Philippa York analysis: Double trouble for Giro-Tour challengers

When the presentations of the Grand Tours happen there's a collective amnesia

It took me about five stages of the Tour de France to discover that riding a rival Grand Tour beforehand wasn't a good idea for my level of ability. The first three-week race usually turned out fine, but the second was a gradual descent into the depths of tiredness that my team managers of the moment seemed not to notice, or refused to, and the experiment continued all too often.

It's a predicament that cycling history tells us isn't rare at all, in fact it's only the exceptionally talented who can be in the battle for the podium when one Grand Tour is followed by another less than two months later. It's an even smaller subset that has won both the Giro d'Italia and the Tour in the same season, and yet every year when the presentations of the GTs happen somehow there's a collective amnesia of how trying to race both has turned out previously.

Before there was talk of how the Giro would be good training for the Tour de France, but those deluded days are long gone and the level required to be competitive is just as high in Italy as it is in France, with the consequences that the energy spent doing the first one isn't going to be available until a proper long rest period has been completed. And the usual six weeks from Giro end to Tour start isn't quite enough for most folks.

In 2019 it's only five, so you have to wonder if the immediate enthusiasm shown by certain teams for doubling up is a consequence of too much champagne at the launch party or just plain wishful thinking. More likely, it's a case of being polite and remembering the media training because you can hardly say, 'You've got to be joking, look at all the mountains', when you're standing there knocking back the complimentary drinks and eating the exquisite hors d'oeuvres. I shouldn't be so cynical.

Look at this year, for example, and how the double turned out for a number of riders.

First up has to be Tom Dumoulin (Team Sunweb), who was second at the Giro, second at the Tour, and so obviously he has the capacity to cope with the workload. However, his team didn't, and therein lies one of the other requirements. A rider like Dumoulin needed backup riders to help in tricky situations, and when you take perspective of both races, wouldn't he have been better to concentrate on only one GT.

For direct rival Chris Froome (Team Sky), the Giro worked out well but only after an all-or-nothing play which destroyed Sunweb's hopes. Without that, and Dumoulin's hesitations, it could have been a lot closer.

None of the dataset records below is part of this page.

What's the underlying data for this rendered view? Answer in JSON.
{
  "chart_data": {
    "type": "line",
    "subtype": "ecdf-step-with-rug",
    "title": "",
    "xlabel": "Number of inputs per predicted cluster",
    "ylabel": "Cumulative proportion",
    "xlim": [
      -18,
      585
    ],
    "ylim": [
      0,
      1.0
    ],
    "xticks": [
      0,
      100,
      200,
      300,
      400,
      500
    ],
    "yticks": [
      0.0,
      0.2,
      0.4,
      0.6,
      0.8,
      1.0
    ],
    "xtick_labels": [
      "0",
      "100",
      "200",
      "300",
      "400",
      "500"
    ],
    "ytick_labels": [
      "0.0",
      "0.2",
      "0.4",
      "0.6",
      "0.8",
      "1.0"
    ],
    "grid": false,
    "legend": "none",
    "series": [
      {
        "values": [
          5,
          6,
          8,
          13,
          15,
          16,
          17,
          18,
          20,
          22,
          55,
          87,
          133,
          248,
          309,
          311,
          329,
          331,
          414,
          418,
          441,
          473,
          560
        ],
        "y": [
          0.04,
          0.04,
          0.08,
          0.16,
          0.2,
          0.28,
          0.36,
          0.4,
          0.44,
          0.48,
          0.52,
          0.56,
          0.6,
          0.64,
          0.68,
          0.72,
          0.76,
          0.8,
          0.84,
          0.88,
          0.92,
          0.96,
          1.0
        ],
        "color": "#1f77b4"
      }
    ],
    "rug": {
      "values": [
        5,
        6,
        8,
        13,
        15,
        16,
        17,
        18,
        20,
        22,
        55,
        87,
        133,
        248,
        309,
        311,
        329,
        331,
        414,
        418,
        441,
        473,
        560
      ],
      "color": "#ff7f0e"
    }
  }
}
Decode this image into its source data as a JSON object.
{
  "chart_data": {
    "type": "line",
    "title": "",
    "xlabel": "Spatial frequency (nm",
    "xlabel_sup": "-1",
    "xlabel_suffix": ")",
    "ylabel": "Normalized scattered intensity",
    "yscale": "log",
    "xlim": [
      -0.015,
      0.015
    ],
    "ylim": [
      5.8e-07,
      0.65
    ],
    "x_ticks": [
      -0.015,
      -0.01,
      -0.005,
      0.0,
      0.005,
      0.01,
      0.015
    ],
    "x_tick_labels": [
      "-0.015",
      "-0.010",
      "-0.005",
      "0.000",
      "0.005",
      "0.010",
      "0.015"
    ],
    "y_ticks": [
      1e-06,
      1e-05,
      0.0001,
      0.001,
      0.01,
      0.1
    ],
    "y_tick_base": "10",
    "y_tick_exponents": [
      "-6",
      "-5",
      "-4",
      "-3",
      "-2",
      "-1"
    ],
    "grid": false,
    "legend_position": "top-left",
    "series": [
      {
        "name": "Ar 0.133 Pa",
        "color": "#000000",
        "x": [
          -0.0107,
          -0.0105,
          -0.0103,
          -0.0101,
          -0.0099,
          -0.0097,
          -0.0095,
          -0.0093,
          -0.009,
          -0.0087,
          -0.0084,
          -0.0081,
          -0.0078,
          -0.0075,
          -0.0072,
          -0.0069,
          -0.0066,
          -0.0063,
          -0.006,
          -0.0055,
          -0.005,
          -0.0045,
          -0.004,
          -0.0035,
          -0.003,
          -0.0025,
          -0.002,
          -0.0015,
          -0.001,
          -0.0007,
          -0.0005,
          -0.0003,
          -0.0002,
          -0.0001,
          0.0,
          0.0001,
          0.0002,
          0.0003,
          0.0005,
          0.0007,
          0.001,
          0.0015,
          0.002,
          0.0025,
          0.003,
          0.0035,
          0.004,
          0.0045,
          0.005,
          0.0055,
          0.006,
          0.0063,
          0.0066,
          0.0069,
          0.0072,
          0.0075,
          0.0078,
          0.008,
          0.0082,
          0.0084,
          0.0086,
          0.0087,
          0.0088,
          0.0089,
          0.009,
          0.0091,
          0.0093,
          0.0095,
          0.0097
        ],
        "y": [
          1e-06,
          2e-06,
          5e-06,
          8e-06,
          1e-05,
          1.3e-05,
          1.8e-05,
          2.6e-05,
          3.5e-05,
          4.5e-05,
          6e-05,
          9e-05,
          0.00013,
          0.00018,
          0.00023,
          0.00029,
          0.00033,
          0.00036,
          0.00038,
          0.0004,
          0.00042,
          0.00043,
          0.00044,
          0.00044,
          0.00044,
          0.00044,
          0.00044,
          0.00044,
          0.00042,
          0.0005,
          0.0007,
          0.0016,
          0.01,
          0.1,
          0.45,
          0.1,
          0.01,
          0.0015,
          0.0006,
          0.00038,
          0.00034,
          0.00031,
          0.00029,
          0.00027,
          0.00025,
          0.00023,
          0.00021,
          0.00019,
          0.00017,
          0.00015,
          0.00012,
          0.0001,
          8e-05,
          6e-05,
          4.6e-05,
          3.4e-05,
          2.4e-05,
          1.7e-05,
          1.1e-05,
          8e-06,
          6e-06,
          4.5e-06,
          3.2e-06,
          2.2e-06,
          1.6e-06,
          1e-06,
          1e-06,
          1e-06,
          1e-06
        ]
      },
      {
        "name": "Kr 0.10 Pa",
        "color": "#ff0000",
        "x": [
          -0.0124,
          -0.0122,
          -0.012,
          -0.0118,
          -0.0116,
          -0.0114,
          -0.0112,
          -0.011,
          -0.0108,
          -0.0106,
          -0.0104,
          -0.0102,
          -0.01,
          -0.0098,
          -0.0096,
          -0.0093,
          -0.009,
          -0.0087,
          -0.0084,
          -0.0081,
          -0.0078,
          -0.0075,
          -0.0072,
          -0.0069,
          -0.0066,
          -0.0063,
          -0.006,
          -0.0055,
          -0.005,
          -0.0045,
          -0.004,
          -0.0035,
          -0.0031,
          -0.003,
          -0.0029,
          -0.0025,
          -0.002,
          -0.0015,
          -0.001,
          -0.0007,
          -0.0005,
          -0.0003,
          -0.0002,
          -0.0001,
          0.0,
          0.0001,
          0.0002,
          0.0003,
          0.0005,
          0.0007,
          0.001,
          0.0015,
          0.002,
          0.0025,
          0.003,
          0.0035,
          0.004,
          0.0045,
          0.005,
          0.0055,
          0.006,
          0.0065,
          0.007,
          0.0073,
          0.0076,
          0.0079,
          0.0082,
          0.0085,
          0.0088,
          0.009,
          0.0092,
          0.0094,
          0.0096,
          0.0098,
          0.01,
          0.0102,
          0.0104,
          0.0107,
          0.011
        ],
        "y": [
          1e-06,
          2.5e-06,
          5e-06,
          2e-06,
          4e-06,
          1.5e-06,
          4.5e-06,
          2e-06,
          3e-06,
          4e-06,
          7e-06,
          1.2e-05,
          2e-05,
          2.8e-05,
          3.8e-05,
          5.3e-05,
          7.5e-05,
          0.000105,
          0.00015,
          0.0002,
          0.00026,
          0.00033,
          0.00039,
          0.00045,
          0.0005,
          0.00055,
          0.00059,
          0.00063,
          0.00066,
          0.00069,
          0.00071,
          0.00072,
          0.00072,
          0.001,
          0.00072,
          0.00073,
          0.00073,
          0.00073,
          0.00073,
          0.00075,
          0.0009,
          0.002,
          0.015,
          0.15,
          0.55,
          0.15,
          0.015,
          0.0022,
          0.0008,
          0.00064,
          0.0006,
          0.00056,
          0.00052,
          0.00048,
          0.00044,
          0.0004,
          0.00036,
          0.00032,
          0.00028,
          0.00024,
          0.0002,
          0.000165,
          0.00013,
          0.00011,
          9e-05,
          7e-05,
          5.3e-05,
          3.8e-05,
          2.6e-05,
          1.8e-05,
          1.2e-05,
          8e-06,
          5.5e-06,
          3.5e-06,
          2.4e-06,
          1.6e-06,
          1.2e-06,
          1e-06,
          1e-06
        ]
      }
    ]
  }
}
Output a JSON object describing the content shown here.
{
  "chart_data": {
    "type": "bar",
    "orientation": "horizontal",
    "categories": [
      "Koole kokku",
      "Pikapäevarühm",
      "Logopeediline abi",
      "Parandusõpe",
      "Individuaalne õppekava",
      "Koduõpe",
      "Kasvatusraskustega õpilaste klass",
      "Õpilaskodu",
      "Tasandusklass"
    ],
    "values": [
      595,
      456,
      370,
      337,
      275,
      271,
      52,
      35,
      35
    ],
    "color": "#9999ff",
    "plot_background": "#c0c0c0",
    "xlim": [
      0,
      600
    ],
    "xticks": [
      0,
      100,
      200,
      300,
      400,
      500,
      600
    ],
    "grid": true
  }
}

The consequences of having to go so deep then showed at the Tour de France, where Froome's teammate Geraint Thomas took the initiative, in the style of Team Sky's designated leader no less, and Froome never looked like seriously mounting a challenge. Even more poignant was the need for super domestiques, and without the sacrifices of Egan Bernal, Froome's podium place probably would have been in danger.

The only two other riders near team leader status, Domenico Pozzovivo (Bahrain-Merida) and Wout Poels (Team Sky), rode both events, and though the Italian was Bahrain's number one in Italy, he was on domestique duties at the Tour. The Dutchman was in the wind each time.

Therefore, you have to take it with a pinch of scepticism when in the heat of the moment you hear any of the big players say they might ride the Giro and also the Tour de France. It's been 20 years since anyone has won both, and I don't see it being done anytime soon, as the planning of having a team leader strong enough and a supporting cast of a high enough level in each race is immense.

Team Sky and Froome thought about, tried it and even for the best stage racer of his generation it was too much, and they have the budget and infrastructure necessary. Vincenzo Nibali (Bahrain-Merida) knows better than to try, and Fabio Aru (UAE Team Emirates) can't cope. Maybe Simon Yates (Mitchelton-Scott) might try in a few years, but not immediately. So who else of the current GT winners is daring enough? Not Geraint Thomas. He has too much sense, and Team Sky will have learnt their lesson.

Hopefully, the other teams will have noticed that, but don't be surprised if there are still dreamers out there.